Honest Shinzo

27 September 2006



Abe Elected New Japanese PM

The Japanese Diet elected a new Prime Minister with all the suspense of a Kabuki classic. Shinzo Abe was groomed by outgoing PM Koizumi, and his smoothly engineered succession to the leadership of the perennial ruling Liberal Democrats took all the surprise out of the vote. He won 339 votes out of 475 counted in the lower house and 136 ballots out of 240 in the upper chamber. Now, all he has to do is govern.

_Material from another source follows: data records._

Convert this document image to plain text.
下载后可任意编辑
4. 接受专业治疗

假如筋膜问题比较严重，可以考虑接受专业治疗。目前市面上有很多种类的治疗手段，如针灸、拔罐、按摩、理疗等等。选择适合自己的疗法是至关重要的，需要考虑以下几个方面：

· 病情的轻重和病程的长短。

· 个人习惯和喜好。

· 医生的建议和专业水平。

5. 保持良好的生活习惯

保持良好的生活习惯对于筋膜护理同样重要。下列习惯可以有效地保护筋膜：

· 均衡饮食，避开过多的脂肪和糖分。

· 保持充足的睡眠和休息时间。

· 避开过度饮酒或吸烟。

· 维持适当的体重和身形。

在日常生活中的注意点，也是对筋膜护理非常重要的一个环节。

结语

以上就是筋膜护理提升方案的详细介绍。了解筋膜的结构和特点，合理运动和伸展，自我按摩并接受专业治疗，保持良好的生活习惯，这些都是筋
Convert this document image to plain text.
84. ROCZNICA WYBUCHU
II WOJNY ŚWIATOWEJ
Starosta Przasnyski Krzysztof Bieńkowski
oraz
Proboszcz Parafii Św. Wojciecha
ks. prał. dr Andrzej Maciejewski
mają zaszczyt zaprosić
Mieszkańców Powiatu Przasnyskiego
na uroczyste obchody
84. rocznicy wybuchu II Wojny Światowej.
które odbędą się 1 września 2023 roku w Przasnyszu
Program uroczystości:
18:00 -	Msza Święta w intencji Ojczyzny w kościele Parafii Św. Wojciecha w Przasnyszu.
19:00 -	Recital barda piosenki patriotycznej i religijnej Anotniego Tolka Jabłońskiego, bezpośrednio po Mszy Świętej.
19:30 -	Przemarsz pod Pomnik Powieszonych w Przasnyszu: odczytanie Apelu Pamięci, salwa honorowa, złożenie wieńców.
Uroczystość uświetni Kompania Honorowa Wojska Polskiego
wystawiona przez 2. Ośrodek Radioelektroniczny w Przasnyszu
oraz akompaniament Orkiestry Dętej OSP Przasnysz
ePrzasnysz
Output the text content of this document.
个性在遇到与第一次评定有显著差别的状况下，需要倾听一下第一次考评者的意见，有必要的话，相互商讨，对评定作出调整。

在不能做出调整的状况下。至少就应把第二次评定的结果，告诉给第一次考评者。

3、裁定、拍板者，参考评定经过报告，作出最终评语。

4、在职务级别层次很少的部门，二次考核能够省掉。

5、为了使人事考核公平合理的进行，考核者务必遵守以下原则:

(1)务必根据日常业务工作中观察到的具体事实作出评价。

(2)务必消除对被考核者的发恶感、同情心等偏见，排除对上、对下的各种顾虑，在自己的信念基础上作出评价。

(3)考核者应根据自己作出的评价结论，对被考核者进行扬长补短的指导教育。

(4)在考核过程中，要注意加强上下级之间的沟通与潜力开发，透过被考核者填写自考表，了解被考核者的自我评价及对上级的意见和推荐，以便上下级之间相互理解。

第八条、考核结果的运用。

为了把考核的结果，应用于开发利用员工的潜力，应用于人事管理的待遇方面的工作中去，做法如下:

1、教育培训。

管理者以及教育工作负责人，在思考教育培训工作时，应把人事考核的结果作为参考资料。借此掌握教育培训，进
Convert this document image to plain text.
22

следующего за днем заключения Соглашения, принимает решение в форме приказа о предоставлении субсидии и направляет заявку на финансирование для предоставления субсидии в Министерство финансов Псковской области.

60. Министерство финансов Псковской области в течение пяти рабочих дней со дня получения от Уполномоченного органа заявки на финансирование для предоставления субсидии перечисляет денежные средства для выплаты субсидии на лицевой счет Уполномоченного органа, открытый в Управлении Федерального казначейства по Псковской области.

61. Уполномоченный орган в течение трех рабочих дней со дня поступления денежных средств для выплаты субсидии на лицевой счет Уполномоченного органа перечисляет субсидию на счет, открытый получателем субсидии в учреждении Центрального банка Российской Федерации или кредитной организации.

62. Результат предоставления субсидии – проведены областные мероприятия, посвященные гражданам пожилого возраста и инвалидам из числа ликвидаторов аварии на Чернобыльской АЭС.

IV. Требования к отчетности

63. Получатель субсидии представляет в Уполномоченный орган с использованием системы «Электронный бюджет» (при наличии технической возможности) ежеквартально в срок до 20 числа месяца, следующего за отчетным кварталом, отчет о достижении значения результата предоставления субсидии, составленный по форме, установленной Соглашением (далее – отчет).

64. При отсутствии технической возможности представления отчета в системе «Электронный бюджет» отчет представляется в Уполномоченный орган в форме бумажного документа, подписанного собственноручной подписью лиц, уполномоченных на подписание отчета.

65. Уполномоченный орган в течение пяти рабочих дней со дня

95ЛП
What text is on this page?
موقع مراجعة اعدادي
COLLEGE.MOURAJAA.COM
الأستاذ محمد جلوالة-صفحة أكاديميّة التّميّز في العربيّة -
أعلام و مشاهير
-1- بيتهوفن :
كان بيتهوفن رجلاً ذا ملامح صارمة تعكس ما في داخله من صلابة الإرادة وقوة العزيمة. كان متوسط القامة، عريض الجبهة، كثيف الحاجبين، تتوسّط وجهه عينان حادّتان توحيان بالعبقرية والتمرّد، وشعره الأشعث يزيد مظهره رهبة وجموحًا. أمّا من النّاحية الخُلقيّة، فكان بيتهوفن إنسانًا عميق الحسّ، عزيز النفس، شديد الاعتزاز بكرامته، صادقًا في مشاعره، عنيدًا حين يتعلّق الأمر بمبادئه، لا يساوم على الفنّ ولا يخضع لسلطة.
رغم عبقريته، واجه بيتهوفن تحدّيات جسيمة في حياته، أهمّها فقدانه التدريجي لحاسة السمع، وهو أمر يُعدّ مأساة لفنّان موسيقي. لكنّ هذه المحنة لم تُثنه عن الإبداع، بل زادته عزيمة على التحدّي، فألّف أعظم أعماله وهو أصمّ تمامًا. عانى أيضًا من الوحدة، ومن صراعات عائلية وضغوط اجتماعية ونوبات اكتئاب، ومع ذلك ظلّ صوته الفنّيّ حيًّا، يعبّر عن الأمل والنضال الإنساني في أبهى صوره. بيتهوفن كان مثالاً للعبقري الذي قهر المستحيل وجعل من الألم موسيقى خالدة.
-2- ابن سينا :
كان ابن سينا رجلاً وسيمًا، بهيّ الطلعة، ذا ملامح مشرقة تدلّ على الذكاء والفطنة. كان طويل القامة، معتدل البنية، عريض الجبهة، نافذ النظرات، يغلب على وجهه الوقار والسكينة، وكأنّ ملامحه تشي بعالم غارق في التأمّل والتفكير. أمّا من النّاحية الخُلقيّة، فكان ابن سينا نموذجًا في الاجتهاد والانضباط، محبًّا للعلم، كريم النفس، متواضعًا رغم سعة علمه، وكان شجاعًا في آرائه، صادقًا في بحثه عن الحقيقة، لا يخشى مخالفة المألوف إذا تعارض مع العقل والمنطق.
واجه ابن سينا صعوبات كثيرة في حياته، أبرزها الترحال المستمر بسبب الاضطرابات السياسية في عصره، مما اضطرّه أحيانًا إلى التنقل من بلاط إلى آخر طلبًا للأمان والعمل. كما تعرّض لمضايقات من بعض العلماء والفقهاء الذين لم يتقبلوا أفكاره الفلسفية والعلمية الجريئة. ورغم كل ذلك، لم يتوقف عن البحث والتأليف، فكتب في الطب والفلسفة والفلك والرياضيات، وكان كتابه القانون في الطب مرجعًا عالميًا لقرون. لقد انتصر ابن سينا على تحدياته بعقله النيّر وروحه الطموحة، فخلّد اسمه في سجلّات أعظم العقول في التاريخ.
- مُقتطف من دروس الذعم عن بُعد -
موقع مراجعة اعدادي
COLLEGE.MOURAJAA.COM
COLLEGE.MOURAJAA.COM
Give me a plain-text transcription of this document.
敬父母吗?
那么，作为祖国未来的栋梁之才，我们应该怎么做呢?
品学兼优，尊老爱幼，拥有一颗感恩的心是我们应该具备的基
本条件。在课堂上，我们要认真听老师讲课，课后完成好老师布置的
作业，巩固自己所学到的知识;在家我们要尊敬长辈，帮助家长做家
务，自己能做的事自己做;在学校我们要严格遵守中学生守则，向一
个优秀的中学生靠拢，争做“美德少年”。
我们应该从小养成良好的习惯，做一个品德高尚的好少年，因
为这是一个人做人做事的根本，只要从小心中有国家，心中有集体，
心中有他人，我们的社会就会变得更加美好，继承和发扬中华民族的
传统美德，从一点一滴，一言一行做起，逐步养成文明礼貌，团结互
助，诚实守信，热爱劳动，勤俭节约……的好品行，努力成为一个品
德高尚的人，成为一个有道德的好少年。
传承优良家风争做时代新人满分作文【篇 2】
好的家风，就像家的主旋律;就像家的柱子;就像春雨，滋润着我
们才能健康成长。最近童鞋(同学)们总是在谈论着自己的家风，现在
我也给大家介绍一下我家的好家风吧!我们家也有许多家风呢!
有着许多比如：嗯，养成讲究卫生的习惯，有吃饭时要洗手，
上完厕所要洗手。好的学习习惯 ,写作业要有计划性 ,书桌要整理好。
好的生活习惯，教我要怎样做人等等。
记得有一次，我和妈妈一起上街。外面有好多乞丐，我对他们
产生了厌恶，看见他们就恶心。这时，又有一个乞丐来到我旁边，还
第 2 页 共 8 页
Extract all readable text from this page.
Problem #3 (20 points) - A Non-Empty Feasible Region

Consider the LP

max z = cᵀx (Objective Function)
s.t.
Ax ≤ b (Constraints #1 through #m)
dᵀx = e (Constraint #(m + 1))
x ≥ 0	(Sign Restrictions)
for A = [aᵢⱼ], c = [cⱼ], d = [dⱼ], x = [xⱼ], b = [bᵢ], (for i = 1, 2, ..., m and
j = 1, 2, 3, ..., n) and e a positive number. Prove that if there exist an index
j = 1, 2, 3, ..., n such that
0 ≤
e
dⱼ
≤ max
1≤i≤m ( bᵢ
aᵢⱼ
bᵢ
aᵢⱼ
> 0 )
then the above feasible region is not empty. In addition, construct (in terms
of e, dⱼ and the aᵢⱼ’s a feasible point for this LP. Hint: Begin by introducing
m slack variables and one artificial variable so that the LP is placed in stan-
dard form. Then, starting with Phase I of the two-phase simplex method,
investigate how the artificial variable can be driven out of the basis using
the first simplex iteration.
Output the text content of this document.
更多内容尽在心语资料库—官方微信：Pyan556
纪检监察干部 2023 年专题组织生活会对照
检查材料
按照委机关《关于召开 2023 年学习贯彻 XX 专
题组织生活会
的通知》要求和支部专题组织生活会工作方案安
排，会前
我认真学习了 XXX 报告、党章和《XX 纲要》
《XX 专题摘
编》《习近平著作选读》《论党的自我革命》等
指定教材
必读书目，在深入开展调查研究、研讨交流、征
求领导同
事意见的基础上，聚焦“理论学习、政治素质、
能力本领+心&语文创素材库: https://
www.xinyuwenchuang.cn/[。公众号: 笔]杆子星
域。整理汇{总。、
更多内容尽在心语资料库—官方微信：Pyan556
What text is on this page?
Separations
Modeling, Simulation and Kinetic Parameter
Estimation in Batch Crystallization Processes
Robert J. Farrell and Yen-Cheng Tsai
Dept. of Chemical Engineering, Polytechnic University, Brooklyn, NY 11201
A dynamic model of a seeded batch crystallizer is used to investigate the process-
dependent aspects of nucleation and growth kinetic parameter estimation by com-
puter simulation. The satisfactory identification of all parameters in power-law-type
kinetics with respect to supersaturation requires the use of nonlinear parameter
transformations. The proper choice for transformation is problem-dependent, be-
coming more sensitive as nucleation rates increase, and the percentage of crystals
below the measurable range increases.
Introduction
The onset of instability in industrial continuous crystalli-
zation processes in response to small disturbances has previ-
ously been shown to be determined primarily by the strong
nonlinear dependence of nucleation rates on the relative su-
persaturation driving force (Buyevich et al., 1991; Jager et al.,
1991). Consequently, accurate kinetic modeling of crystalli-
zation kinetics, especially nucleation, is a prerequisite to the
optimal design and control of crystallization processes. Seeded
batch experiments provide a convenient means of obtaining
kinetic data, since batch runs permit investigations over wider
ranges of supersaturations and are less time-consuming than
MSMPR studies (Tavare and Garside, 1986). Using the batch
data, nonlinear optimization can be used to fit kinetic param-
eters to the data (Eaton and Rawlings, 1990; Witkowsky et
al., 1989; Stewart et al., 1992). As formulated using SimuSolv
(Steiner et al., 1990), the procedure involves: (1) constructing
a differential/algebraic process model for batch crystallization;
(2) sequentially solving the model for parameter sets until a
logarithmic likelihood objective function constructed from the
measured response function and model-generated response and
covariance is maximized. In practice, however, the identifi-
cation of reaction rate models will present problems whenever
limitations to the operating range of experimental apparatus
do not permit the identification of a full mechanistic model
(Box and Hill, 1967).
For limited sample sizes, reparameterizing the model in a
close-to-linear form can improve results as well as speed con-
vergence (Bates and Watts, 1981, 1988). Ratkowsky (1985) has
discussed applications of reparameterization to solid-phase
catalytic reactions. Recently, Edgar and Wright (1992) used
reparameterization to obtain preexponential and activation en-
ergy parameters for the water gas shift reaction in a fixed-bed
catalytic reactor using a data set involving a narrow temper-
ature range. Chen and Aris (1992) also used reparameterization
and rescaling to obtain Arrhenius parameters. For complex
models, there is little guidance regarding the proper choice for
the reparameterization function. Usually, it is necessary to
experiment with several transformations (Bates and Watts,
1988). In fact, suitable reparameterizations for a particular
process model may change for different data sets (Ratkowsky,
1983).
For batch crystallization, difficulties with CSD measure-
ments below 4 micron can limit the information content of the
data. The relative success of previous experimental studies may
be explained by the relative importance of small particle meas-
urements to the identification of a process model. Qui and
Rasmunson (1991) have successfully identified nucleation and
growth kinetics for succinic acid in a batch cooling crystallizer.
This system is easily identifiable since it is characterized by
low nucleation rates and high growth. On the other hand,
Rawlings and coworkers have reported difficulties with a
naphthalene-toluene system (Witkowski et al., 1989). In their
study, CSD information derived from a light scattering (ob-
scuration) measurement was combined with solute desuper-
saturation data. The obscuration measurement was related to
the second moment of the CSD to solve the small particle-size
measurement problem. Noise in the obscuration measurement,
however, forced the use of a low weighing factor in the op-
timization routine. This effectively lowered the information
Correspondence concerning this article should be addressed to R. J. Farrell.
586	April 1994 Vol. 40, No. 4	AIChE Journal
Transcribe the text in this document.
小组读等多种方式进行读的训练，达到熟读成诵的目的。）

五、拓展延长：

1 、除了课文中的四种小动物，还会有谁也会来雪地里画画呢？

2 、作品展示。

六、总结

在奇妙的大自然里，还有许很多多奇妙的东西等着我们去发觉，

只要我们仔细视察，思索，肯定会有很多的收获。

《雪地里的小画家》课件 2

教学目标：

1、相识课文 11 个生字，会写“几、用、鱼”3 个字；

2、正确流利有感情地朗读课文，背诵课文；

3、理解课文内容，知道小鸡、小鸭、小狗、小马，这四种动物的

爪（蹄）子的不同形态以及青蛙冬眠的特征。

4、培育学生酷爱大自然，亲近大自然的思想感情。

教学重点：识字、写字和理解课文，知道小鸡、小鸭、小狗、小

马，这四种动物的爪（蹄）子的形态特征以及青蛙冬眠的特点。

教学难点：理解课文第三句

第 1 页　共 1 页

Although he is, at 52, the youngest post-war prime minister, he did have the advantage of growing up in a political household. His grandfather and great uncle were both post-war prime ministers. His dad missed out on the big chair only due to cancer right before it was his turn. While the idea of hereditary leadership is stupid, one cannot deny that the family environment is more likely to help rather than hurt.

Still, there are a few question marks hanging over him. For example, the only cabinet post he has held is Chief Cabinet Secretary, more or less the government’s chief spokesman. It gave him lots of time to get to know reporters, but it wasn’t much of a job for learning policy. Despite entering the Diet in 1993 (and serving as a political aide in the LDP 11 years before that), he is seen as a political newcomer.

As Napoleon would ask, “is he lucky?” Indeed, it seems Mr. Abe is lucky in following Mr. Koizumi’s extremely successful reign. Interest rates, which for ages were stuck at 0%, have gone up. GDP has started to grow. Corporations are turning a profit. And thanks to his job as Cabinet Secretary, he is reasonably well-known and rather well-liked by the man in the street. Sadly, it seems the only way he can go is down.

There are a few challenges he must face after he gets his cabinet in place (itself a major achievement in the arcane art of running Japan). He has to deal with relations with China and South Korea, countries that are nervous of a more assertive Japan. There is the matter of North Korea, a problem to which no one seems to have a solution. And there is economic reform and introducing even more market influences. Whether his feet fit Mr. Koizumi’s shoes, only time will tell.